Of de ‘babylonische ballingschap’ daarin schuld heeft? 'k Weet het niet. 'k Wil er zelfs tegen protesteeren, dat ik ooit in ballingschap verkeerd heb. 't Was tot slot toch voor het grootste gedeelte eigen verkiezing. De verschijnselen-test zal voor de buitenkant vermoedelijk zeer heilzaam werken, voor de binnenkant zal het vrees ik, niet veel tot meerdere zekerheid bijdragen, al zal de wisselwerking toch wel tot nut zijn.

Deze zomer heb ik ook erover gedacht er uit te trekken, maar de zeer ernstige twijfel aan de voldoening van m'n eens toch gekozen vak, was toen al te sterk. M'n onzekerheid heeft me ervoor bewaard, dat ik nu een leerling van de ‘School’ zou zijn en maatschappelijk werk zou verrichten. Wat niet wil zeggen, dat ik de waarde van dit werk niet meer zie! Alleen ik kan er me onmogelijk meer aan wijden, en heb ik voor de echte maatschappelijke wijven evenveel minachting als jullie, maar dat heb ik ook altijd gehad. Of ik anti-sociaal ben.

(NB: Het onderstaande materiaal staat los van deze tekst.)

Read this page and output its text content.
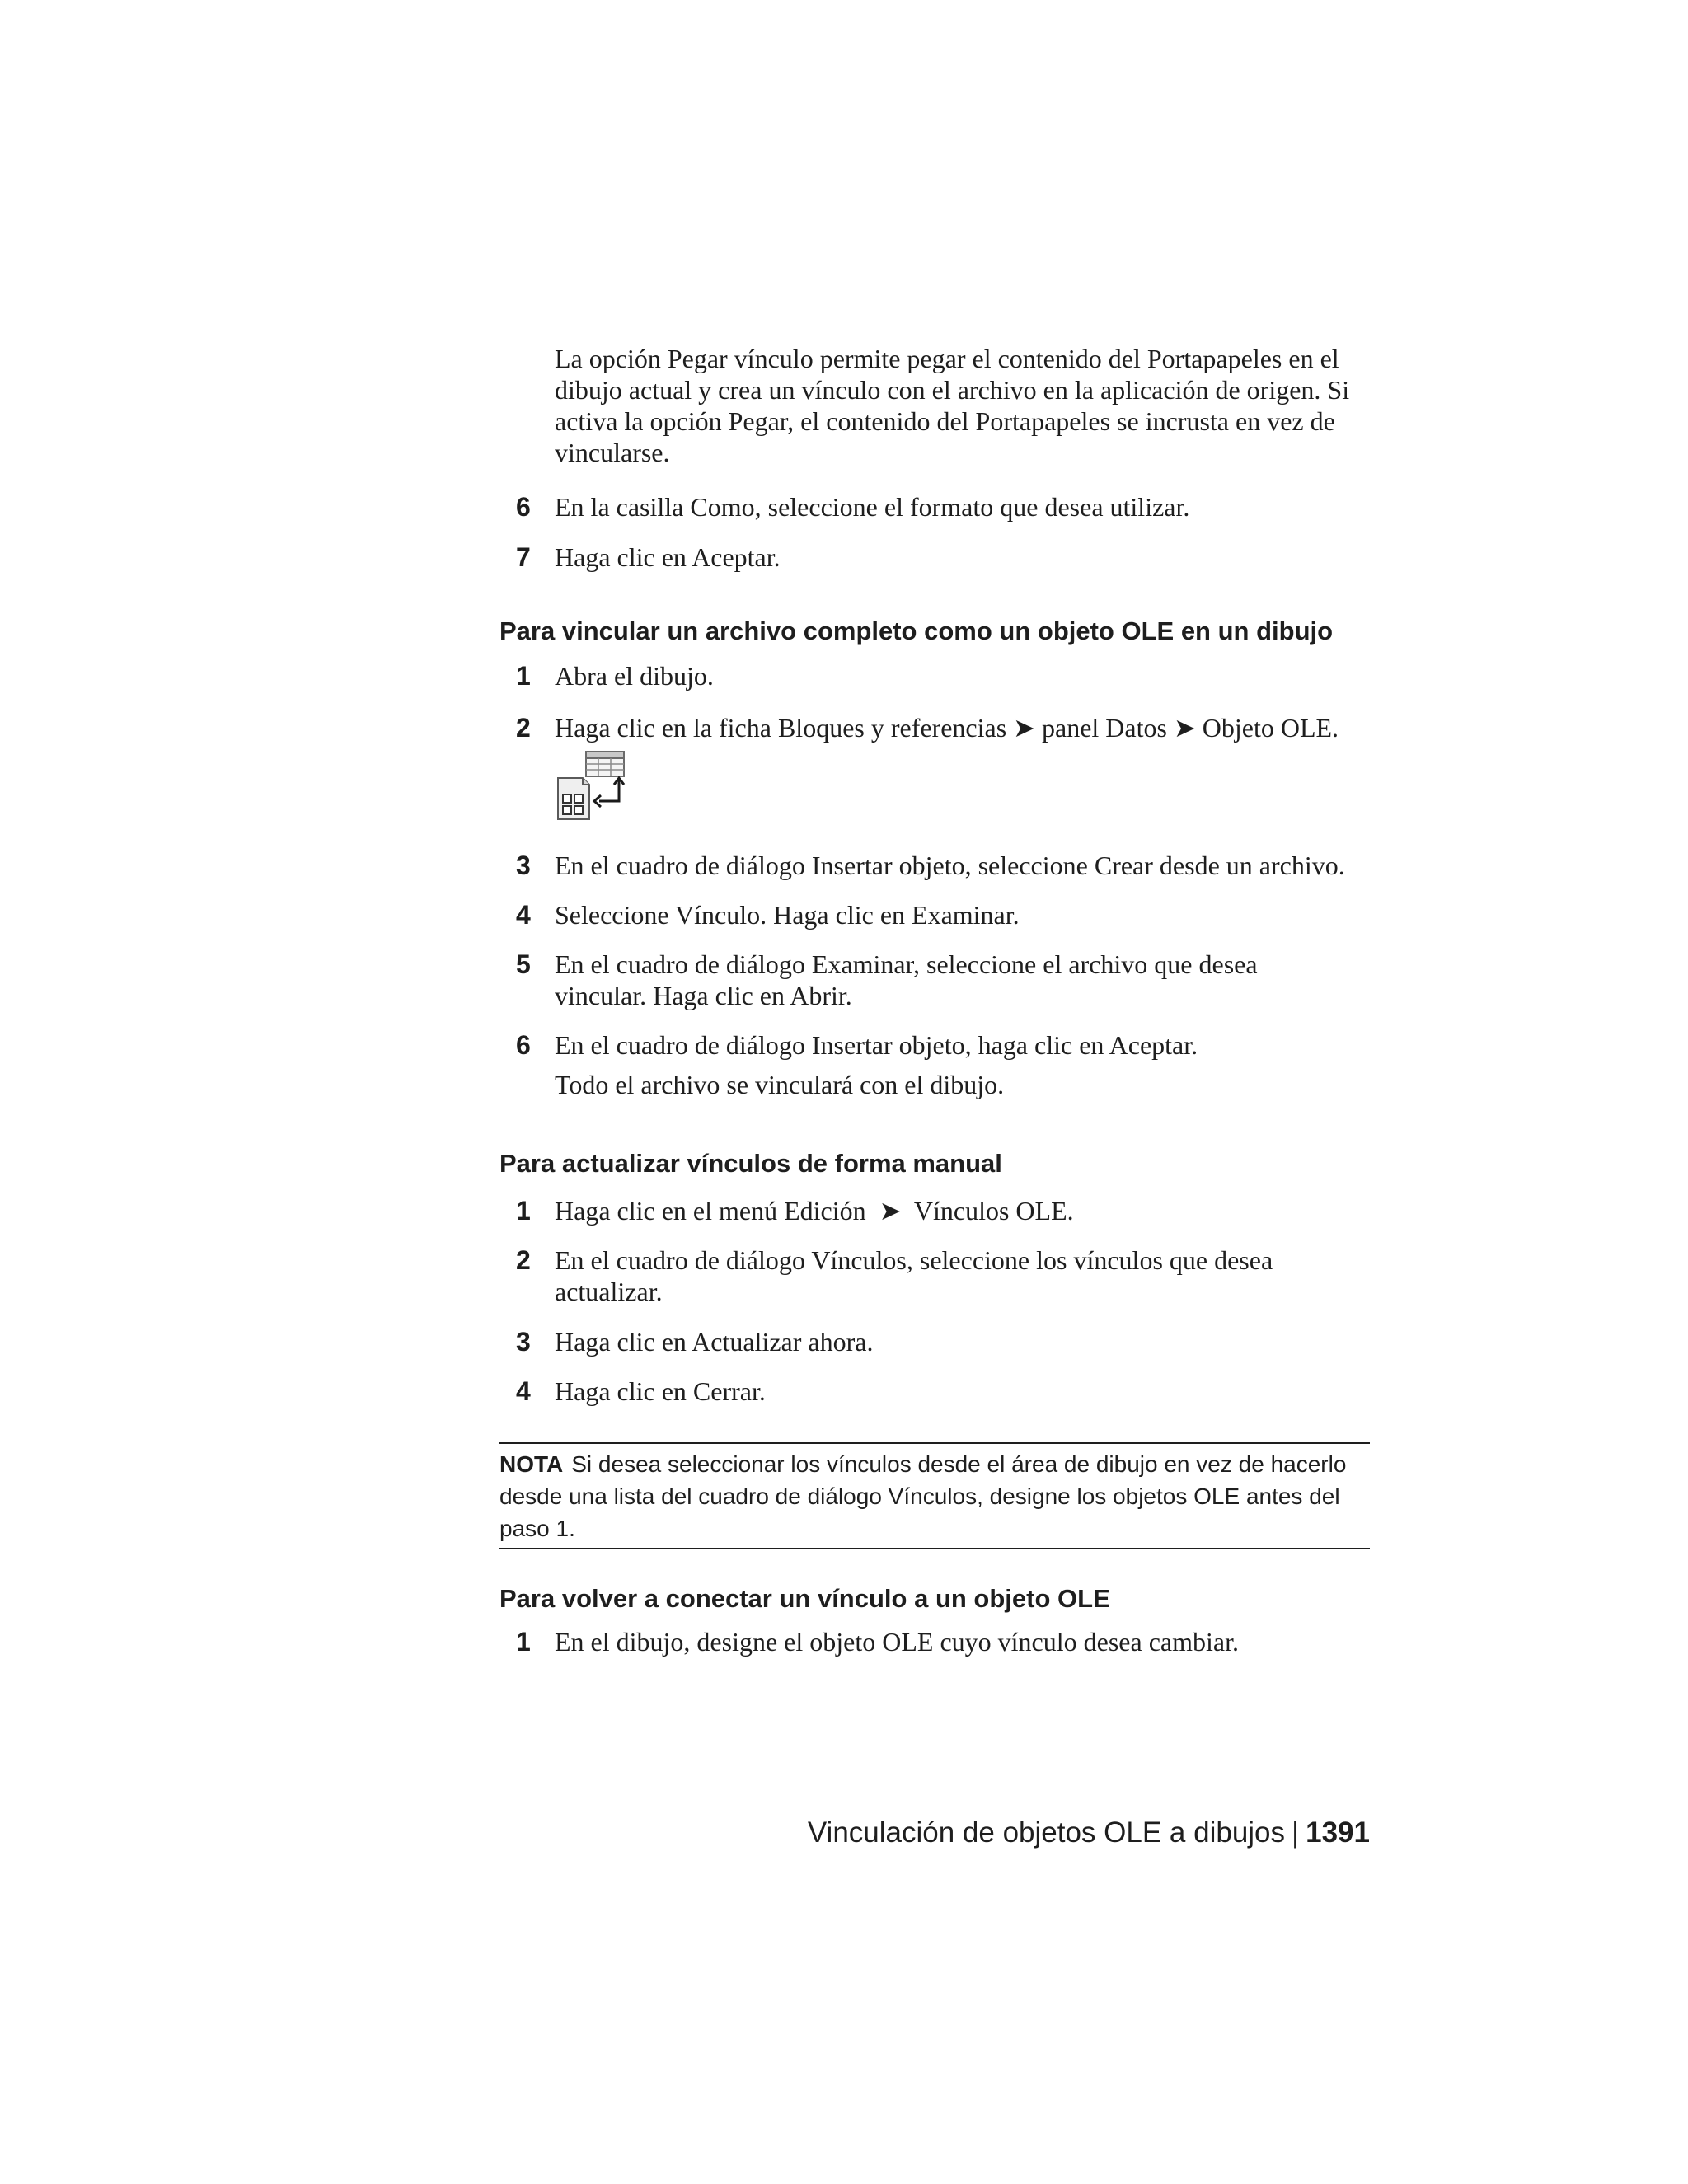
La opción Pegar vínculo permite pegar el contenido del Portapapeles en el dibujo actual y crea un vínculo con el archivo en la aplicación de origen. Si activa la opción Pegar, el contenido del Portapapeles se incrusta en vez de vincularse.
6 En la casilla Como, seleccione el formato que desea utilizar.
7 Haga clic en Aceptar.
Para vincular un archivo completo como un objeto OLE en un dibujo
1 Abra el dibujo.
2 Haga clic en la ficha Bloques y referencias ➤ panel Datos ➤ Objeto OLE.
3 En el cuadro de diálogo Insertar objeto, seleccione Crear desde un archivo.
4 Seleccione Vínculo. Haga clic en Examinar.
5 En el cuadro de diálogo Examinar, seleccione el archivo que desea vincular. Haga clic en Abrir.
6 En el cuadro de diálogo Insertar objeto, haga clic en Aceptar.
Todo el archivo se vinculará con el dibujo.
Para actualizar vínculos de forma manual
1 Haga clic en el menú Edición  ➤  Vínculos OLE.
2 En el cuadro de diálogo Vínculos, seleccione los vínculos que desea actualizar.
3 Haga clic en Actualizar ahora.
4 Haga clic en Cerrar.
NOTA Si desea seleccionar los vínculos desde el área de dibujo en vez de hacerlo desde una lista del cuadro de diálogo Vínculos, designe los objetos OLE antes del paso 1.
Para volver a conectar un vínculo a un objeto OLE
1 En el dibujo, designe el objeto OLE cuyo vínculo desea cambiar.
Vinculación de objetos OLE a dibujos | 1391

Ik ben bewust minder sociaal geworden. Je zult me eerst eens een zakelijke uiteenzetting zonder ‘sneers’ op ‘gemeenschap’ en dergl. moeten geven van het begrip ‘anti-sociaal’. Daaraan zal ik dan eenige wijsheden kunnen ophangen.

Indien je ooit een boek schrijft over ‘coquetterie’, neem 'k direct op me het te becritiseeren.

't Is, geloof ik, maar gelukkig, dat de poging tot ‘behoeden’ niet gelukt is, 'k vermoed, dat het een hevige teleurstelling zou zijn geworden, en de onvolledigheid zou blijven voortbestaan. Indien nog nooit een hoed mijn bol beroerd zou hebben, was dit een ander geval, maar 'k bezit eigenlijk een heele rits hoeden, d.w.z. wel drie of vier, maar ik behoed mij nu eenmaal slechts bij bevliegingen. 't Kan zijn, dat ik in een ander seizoen, niet van een hoed te ontslaan ben, zoozeer zelfs, dat je heimwee zult krijgen naar m'n mutsje.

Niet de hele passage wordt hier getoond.